As we all face the consequences of climate change and strive to ‘do things better’, accurate information about our planet has never been more important.
Copernicus, now 25 years old, is the biggest environmental programme in the world, providing terabytes of free and open satellite data and information services to hundreds of thousands of users every day.
In doing so, the programme adds to long-term datasets to monitor major challenges such as diminishing polar ice, sea-level rise, drought, and more.
The programme, and its satellite missions, is hugely important for evidence-based decision-making, not only to address climate change, but also to optimise business practices in their efforts to be more sustainable and to make those business practices more profitable in the process.
While the suite of Sentinel satellite missions that ESA develops and builds, and in many cases operates, are central to the Copernicus programme, there are other commercial satellite missions – the Copernicus Contributing Missions – that play a crucial role in delivering complementary Earth observation data to answer to the data needs of the Copernicus Services and the needs of public authorities.
There are currently more than 20 privately-owned satellite missions that contribute to Copernicus. And, with the contracts that ESA signed recently on behalf of the European Commission, nine different European New Space companies are added to the list.
Although Copernicus is hugely successful, the aim of bringing emerging European New Space companies into Copernicus is to help keep the programme ahead of the game in the rapidly changing sector of observing Earth from space.
ESA’s responsibility includes coordinating the Copernicus Contributing Mission activities as part of the programme.
ESA’s Peggy Fischer, who is responsible for managing the Copernicus Contributing Missions programme, said, “The team is very excited to start work with these nine emerging European data providers. It will be first time that Earth observation data from emerging European New Space companies will be made available to Copernicus users in different data domains.”
The companies in question are: Aerospacelab in Belgium, Prométhée in France and EnduroSat in Bulgaria to supply multispectral images from their different satellite constellations; Kuva Space Oy in Finland to supply hyperspectral images; constellr in Germany, OroraTech also in Germany and Aistech in Spain to provide thermal infrared data from their satellite missions; and Satlantis in Spain and Absolut Sensing in France to provide data on atmospheric composition.
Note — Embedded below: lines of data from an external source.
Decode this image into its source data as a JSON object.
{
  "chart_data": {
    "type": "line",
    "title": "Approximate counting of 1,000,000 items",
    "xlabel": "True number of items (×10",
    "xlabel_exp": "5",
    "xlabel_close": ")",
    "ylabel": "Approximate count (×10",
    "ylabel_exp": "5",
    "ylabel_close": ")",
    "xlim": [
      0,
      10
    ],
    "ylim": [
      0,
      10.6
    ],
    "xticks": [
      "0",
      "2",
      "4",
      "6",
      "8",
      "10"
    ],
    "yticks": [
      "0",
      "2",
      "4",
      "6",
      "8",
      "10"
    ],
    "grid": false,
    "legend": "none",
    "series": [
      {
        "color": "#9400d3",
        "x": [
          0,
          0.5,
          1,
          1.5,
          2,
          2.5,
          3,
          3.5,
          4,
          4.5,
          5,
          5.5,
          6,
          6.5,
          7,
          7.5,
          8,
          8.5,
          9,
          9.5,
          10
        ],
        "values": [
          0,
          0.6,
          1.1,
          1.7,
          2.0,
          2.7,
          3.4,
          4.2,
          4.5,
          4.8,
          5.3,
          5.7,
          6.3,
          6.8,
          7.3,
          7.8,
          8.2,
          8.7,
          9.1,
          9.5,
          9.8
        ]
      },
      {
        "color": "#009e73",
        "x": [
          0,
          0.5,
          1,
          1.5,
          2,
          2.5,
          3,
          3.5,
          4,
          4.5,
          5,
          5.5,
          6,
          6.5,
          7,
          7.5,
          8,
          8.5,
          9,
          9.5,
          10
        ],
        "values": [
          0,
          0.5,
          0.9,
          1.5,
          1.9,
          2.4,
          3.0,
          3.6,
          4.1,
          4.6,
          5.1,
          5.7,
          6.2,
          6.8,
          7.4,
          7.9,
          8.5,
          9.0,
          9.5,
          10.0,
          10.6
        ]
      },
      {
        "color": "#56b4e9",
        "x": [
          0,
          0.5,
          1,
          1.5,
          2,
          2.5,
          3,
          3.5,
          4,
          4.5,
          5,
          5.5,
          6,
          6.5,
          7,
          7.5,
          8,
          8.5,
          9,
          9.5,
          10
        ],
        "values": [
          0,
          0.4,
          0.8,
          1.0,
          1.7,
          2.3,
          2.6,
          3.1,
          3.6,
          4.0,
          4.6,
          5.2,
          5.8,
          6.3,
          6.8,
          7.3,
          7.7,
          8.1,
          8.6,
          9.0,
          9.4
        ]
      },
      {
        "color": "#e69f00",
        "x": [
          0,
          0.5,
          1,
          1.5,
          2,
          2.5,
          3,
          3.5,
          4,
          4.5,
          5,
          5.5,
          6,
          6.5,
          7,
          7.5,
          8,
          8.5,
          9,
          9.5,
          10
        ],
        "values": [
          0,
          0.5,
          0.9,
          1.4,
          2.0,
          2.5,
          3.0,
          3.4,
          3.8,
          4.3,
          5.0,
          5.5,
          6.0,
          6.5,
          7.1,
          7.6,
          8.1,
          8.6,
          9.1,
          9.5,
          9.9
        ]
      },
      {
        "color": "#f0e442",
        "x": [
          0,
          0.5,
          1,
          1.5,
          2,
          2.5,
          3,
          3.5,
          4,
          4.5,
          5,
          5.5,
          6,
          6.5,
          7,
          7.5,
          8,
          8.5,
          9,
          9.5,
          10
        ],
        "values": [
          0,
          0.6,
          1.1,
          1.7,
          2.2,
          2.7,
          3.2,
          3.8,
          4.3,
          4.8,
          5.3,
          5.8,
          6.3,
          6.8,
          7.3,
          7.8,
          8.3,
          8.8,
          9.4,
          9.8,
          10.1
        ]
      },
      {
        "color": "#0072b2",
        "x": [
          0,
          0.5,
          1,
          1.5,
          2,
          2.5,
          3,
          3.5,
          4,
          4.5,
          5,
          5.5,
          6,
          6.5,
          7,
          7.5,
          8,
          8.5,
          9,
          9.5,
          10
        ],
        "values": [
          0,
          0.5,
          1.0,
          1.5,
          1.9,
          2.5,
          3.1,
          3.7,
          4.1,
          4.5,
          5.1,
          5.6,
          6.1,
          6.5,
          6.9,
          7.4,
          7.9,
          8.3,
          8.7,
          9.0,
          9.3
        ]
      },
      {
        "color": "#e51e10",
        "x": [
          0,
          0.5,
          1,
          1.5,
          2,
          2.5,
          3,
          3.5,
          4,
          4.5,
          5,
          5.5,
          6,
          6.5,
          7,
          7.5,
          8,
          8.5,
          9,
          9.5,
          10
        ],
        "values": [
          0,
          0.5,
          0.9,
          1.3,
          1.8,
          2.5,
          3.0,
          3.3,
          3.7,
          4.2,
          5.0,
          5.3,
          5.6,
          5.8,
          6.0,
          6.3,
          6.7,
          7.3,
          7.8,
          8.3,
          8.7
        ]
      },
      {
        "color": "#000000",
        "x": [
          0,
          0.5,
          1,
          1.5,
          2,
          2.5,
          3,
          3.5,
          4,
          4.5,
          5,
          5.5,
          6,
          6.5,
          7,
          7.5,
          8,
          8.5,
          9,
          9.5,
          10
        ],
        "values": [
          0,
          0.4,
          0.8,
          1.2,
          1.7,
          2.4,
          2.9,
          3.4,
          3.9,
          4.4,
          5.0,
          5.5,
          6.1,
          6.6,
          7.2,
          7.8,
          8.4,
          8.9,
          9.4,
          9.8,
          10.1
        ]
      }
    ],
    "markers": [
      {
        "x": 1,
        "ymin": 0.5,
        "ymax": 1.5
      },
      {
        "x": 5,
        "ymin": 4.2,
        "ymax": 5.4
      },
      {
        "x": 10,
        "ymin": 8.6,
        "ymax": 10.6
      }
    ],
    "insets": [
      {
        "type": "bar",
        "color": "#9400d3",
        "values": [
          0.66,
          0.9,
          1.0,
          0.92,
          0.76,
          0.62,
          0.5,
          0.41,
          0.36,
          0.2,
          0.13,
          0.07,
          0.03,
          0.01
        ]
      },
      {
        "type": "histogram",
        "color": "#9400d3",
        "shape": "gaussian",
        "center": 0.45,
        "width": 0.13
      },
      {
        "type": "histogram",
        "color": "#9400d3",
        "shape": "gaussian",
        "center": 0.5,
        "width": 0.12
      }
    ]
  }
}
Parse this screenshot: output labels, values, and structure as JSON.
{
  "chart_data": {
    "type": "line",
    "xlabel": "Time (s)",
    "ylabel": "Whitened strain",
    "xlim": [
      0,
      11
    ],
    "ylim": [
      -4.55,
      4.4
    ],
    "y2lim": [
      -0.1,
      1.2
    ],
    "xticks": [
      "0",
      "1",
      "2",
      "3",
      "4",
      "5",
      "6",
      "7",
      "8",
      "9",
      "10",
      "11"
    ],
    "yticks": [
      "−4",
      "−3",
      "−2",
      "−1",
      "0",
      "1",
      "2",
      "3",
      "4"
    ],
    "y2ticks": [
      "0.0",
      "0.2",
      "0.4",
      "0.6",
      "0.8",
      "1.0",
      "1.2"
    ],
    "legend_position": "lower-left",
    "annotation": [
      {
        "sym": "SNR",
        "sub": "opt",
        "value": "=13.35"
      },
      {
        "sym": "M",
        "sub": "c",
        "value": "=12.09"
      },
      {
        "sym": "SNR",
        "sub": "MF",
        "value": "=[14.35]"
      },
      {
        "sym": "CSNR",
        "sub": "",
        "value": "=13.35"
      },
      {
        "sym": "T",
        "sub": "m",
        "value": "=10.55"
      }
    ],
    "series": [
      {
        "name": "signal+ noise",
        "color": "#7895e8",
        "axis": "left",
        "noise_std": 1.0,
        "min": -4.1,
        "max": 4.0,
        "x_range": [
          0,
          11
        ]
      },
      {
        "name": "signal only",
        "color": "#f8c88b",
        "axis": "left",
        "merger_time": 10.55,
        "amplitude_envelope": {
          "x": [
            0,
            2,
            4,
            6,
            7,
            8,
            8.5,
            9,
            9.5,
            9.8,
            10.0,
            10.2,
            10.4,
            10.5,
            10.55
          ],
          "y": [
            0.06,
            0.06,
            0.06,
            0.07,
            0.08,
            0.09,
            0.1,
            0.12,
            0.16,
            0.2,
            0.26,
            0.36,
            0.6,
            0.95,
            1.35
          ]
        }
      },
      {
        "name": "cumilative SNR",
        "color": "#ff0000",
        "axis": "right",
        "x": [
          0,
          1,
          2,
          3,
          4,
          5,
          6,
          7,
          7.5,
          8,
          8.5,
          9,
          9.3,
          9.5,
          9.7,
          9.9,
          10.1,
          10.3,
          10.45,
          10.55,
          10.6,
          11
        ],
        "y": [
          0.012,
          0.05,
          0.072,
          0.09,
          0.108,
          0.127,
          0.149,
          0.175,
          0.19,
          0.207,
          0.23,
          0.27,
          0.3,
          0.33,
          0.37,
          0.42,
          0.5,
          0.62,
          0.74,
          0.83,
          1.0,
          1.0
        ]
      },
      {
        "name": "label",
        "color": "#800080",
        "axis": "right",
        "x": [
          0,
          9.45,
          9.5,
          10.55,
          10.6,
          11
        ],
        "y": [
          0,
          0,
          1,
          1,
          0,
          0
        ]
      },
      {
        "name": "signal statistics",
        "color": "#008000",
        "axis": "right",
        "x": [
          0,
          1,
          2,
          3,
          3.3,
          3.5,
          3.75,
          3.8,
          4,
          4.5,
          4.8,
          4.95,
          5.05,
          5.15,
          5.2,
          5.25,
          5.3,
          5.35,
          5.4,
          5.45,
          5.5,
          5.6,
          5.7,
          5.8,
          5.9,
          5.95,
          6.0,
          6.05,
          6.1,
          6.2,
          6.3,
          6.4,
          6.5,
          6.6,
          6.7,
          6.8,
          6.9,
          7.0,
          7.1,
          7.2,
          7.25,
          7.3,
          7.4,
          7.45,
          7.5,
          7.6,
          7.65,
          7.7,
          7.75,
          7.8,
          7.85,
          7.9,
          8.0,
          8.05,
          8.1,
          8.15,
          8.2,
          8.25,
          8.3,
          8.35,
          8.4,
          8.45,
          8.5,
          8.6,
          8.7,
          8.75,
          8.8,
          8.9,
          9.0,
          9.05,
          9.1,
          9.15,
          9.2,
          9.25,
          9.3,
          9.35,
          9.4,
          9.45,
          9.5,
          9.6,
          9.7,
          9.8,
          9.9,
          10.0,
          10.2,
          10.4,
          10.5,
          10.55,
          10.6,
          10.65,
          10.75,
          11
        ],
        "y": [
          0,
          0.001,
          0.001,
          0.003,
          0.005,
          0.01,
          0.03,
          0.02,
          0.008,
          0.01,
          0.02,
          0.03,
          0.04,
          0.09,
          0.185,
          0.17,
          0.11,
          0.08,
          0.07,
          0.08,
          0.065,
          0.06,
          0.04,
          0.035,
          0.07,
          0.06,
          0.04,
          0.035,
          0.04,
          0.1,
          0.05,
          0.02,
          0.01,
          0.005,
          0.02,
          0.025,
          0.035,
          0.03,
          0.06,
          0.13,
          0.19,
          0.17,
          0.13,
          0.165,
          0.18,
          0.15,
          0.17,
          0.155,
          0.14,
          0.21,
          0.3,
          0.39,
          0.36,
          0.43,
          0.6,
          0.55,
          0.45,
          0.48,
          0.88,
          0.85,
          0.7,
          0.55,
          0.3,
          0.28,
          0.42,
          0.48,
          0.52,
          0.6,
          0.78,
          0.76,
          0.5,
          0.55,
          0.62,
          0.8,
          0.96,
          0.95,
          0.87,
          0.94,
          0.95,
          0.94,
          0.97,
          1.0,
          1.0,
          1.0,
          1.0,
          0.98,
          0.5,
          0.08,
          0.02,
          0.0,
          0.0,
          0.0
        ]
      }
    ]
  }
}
Once the companies have their missions in orbit, the data will complement that of the Sentinel missions by providing information about changing land, oceans and atmosphere.
Celebrating the inclusion of these companies in the Copernicus programme, ESA’s Director of Earth Observation Programmes, Simonetta Cheli, said, “I would like to warmly congratulate the nine companies joining the growing Copernicus Contributing Missions programme.
“This is a testimonial of the agility and continuous evolution of Copernicus, the importance of onboarding commercial missions, and a vote of confidence for European Earth Observation New Space.”
The nine companies are set to start an onboarding process at a workshop being held shortly at ESA’s establishment in Frascati, Italy.